George Bernard Shaw wrote several novels at an early age, but all failed. As a result, the printing companies were reluctant to accept his work. This caused him great embarrassment. His attention is on the British police and intelligence agencies.

In 1884, Bernard Shaw joined the Fabian Society, a political group. Socialist-oriented, they sought to take British politics to a new path. Literature was one of the mediums they chose for this purpose. In 1889 they published a collection of literary essays called Fabian Essays in Socialism. Bernard served as its editor.

Fabian Essays in Socialism
As a composer, Bernard's wise decision was to join the Fabian Society.

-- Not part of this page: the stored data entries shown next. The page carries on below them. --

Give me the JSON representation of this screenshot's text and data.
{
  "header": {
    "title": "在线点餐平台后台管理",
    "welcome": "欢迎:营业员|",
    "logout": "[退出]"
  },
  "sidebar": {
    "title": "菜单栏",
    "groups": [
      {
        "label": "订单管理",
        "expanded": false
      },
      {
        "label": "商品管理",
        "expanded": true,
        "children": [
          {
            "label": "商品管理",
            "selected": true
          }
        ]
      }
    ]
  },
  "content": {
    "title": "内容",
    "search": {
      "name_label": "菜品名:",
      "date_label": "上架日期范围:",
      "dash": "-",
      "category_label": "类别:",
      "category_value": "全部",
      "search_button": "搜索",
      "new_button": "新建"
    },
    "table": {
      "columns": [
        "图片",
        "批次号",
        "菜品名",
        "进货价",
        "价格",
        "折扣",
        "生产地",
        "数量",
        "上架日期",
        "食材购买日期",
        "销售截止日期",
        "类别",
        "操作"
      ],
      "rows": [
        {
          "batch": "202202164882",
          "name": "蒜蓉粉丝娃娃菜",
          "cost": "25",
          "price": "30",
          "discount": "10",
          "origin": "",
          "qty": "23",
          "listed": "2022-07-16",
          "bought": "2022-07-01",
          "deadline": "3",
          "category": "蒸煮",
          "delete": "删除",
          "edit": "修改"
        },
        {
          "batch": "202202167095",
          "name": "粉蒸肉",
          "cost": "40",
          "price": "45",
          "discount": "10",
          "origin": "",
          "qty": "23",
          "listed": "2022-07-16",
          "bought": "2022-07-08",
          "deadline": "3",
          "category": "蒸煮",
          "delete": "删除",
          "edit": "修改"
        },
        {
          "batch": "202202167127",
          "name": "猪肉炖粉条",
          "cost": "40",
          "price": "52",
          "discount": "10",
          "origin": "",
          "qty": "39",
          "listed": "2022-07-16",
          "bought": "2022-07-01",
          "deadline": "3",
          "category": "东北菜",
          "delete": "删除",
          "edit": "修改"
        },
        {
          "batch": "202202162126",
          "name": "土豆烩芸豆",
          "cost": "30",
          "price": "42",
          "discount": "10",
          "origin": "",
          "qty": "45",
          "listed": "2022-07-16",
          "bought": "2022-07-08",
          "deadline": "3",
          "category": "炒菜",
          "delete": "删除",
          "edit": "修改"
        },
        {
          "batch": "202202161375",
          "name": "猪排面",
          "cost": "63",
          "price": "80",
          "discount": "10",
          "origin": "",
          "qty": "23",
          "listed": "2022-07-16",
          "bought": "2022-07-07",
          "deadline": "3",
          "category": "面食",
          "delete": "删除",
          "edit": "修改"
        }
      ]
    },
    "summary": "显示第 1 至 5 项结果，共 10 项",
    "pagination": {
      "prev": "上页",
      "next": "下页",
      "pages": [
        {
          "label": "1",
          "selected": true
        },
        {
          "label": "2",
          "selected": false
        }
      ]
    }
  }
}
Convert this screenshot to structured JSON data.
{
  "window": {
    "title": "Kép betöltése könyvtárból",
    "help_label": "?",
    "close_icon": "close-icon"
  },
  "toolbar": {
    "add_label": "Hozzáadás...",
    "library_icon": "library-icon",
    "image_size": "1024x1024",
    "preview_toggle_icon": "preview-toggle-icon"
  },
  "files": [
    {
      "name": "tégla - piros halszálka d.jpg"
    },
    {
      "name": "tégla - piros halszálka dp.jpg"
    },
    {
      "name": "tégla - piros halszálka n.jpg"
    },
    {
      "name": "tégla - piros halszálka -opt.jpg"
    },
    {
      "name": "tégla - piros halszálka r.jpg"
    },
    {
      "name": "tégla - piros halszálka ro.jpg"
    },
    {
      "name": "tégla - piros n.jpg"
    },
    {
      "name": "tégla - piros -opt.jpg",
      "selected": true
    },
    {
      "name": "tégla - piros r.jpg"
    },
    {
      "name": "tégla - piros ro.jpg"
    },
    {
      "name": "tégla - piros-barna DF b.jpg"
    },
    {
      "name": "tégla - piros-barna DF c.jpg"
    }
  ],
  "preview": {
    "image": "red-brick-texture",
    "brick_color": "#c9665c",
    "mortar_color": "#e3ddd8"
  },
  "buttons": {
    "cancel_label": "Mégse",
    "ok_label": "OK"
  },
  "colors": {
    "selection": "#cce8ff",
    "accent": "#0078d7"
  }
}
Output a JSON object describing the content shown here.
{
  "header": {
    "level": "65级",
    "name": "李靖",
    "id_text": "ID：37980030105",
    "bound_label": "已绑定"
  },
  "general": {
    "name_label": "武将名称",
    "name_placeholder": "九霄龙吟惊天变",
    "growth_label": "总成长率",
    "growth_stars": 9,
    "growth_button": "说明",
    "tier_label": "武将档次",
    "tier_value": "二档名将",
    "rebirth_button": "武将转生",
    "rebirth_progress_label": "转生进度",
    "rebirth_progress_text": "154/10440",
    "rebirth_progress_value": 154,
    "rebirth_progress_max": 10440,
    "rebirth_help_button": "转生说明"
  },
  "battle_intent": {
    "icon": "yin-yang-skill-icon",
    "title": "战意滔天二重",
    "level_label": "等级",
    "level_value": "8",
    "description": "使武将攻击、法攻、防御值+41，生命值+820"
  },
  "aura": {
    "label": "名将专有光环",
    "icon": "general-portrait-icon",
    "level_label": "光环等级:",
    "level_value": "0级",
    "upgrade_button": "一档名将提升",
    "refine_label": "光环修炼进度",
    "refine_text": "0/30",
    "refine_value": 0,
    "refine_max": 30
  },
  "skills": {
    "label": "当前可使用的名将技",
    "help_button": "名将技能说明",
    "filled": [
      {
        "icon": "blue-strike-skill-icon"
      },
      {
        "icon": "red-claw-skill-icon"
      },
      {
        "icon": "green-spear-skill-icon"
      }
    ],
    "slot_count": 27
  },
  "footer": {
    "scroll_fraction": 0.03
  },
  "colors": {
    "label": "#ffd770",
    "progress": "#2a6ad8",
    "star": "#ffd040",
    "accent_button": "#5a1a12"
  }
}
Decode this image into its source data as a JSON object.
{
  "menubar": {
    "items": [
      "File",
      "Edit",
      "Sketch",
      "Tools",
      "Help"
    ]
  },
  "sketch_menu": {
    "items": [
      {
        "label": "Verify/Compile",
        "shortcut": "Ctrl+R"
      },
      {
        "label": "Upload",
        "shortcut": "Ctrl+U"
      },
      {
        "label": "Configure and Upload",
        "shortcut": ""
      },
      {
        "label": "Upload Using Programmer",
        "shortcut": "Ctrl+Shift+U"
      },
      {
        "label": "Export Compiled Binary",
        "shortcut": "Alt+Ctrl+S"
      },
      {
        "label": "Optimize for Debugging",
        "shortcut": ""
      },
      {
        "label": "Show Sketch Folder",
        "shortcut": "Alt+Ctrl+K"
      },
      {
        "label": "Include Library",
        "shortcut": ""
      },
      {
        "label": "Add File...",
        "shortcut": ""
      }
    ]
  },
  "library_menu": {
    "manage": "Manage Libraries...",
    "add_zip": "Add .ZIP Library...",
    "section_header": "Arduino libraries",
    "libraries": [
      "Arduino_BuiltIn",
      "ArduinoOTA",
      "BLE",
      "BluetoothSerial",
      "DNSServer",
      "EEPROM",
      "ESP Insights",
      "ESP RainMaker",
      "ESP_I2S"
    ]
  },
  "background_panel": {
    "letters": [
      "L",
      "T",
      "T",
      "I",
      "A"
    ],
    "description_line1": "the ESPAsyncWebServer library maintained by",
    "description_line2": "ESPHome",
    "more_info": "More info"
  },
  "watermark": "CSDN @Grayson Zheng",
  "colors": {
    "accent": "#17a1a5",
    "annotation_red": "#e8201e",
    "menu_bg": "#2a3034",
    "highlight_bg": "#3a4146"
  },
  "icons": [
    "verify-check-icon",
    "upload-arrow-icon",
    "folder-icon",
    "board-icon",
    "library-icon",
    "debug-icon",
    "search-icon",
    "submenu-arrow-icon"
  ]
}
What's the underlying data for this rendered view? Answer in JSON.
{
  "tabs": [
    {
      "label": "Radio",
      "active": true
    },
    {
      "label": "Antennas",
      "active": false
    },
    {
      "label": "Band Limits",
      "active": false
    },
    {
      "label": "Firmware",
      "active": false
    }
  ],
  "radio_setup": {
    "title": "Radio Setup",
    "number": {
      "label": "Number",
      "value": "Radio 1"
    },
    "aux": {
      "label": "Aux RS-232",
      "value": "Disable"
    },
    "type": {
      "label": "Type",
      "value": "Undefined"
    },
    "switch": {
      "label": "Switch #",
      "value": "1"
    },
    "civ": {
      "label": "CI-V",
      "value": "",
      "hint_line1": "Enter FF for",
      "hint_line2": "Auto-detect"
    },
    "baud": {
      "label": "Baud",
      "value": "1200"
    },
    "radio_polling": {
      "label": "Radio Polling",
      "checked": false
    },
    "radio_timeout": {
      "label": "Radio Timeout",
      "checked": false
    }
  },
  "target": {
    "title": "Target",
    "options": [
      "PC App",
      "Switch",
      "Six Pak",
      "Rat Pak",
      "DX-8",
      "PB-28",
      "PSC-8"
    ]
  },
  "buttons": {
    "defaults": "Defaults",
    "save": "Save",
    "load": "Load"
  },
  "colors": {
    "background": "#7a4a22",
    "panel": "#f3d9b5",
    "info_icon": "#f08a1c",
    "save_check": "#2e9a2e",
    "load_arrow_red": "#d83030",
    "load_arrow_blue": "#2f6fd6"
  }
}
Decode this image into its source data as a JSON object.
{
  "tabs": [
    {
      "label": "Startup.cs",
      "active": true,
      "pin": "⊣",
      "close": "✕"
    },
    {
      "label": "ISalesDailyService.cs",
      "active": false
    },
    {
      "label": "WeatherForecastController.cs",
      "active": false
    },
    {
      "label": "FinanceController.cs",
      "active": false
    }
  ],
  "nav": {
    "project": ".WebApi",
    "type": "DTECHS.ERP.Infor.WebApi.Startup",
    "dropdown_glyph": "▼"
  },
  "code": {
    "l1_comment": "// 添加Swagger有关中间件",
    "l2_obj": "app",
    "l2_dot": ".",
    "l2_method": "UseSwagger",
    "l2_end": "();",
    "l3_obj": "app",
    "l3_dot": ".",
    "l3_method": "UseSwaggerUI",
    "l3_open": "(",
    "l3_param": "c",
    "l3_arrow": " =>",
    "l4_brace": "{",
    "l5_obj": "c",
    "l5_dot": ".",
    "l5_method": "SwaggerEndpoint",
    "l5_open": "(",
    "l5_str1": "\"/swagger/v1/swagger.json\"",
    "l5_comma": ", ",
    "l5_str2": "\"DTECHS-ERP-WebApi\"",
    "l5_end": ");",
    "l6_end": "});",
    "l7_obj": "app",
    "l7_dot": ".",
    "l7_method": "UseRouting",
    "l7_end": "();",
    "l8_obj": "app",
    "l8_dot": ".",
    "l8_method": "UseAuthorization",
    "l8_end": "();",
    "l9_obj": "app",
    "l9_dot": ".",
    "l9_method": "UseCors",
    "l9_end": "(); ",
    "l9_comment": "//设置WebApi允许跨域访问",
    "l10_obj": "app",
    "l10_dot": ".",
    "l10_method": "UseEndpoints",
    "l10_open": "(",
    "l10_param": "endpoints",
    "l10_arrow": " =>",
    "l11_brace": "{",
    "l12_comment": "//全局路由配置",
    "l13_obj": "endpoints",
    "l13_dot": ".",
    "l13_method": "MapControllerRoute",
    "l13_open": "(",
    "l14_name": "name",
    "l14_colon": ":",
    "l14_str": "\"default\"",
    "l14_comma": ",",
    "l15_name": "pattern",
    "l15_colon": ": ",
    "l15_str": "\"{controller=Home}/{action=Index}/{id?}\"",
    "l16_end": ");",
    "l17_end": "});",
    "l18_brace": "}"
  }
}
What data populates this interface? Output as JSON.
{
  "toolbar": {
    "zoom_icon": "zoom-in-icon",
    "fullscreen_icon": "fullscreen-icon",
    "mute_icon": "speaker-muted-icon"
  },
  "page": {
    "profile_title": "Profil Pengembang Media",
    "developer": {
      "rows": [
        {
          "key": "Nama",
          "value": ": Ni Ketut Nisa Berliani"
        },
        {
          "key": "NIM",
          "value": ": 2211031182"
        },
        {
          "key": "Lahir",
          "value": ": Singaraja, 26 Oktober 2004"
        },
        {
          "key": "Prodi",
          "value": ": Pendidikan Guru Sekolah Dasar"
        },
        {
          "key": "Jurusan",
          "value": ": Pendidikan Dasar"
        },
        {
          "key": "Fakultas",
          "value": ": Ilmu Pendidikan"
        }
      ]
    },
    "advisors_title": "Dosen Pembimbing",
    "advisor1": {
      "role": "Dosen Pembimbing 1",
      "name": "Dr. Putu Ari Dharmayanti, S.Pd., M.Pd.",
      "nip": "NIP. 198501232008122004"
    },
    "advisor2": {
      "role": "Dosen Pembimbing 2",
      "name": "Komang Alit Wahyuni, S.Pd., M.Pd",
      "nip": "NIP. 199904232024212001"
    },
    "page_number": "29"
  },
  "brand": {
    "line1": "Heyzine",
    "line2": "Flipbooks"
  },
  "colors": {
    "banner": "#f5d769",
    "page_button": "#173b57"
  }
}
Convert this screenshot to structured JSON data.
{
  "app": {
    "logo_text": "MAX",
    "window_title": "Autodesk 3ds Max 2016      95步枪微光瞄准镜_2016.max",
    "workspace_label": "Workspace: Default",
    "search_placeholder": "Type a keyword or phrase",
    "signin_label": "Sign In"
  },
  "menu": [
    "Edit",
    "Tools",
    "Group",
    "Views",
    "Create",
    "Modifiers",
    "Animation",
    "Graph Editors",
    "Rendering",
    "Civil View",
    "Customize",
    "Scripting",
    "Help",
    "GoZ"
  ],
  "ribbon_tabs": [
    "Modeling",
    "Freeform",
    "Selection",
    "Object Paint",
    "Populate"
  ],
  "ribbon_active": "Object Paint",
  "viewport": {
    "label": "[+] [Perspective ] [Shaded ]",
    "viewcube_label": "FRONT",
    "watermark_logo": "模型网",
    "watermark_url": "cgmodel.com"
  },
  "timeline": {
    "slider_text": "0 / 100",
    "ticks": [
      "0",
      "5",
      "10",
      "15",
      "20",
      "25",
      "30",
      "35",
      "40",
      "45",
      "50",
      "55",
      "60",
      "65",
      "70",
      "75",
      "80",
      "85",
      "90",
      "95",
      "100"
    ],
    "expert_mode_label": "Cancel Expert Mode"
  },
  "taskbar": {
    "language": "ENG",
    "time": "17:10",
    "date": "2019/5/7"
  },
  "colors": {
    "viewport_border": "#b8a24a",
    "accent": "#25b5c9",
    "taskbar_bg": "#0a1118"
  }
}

In particular, he got a means to test his creativity. This time he touched on literary criticism. It brought him much success. He reviewed books, musicals, and stage dramas. In 1895 he was selected as the Drama Critic of the Saturday Review. As a playwright, he was given the opportunity to study many dramas.

The playwright Bernard Shaw

The first six plays by Bernard were staged in two parts. One was called Plays Unpleasant, which featured Widowers' Houses, The Philanderer, and Mrs. Warren's Profession included the drama trio.

The other part of Plays Pleasant was the drama trio Arms and the Man, Candida, The Man of Destiny, and You Never Can Tell. Bernard's sarcasm, social commentary, and so forth. These few plays brought great success to Bernard and set the stage for the successful journey of a distinguished dramatist.

As a giant in the literary world

By the end of the 19th century, George Bernard Shaw had quite established himself in the world of drama. His playwriting, in particular, has taken a new dimension. Caesar and Cleopatra, composed in 1898, were of high quality. Man and Superman, written in 1903, are also highly regarded, and its third show, "Hell in Hell, Don Juan" was so popular that it was later staged as a separate drama.

Man and Superman
In the 20th century, he wrote more than 50 plays during the last half-century. In particular, Major Barbara (1905), The Doctor's Dilemma (1906), Pygmalion (1912), Androcles and the Lion (1912), and Saint Joan (1923) were highly popular and critically acclaimed. For these reasons, he was awarded the Nobel Prize for Literature in 1925.

One of Bernard's most popular dramas, Pygmalion, was turned into a film in 1938 and won the Academy Award for the screenplay. This work later became a musical drama and became even more popular.

George Koning aged
George Bernard Shaw, who was fortunate to live a long life, retired in 1950. He was 94 years old and was preparing for another drama.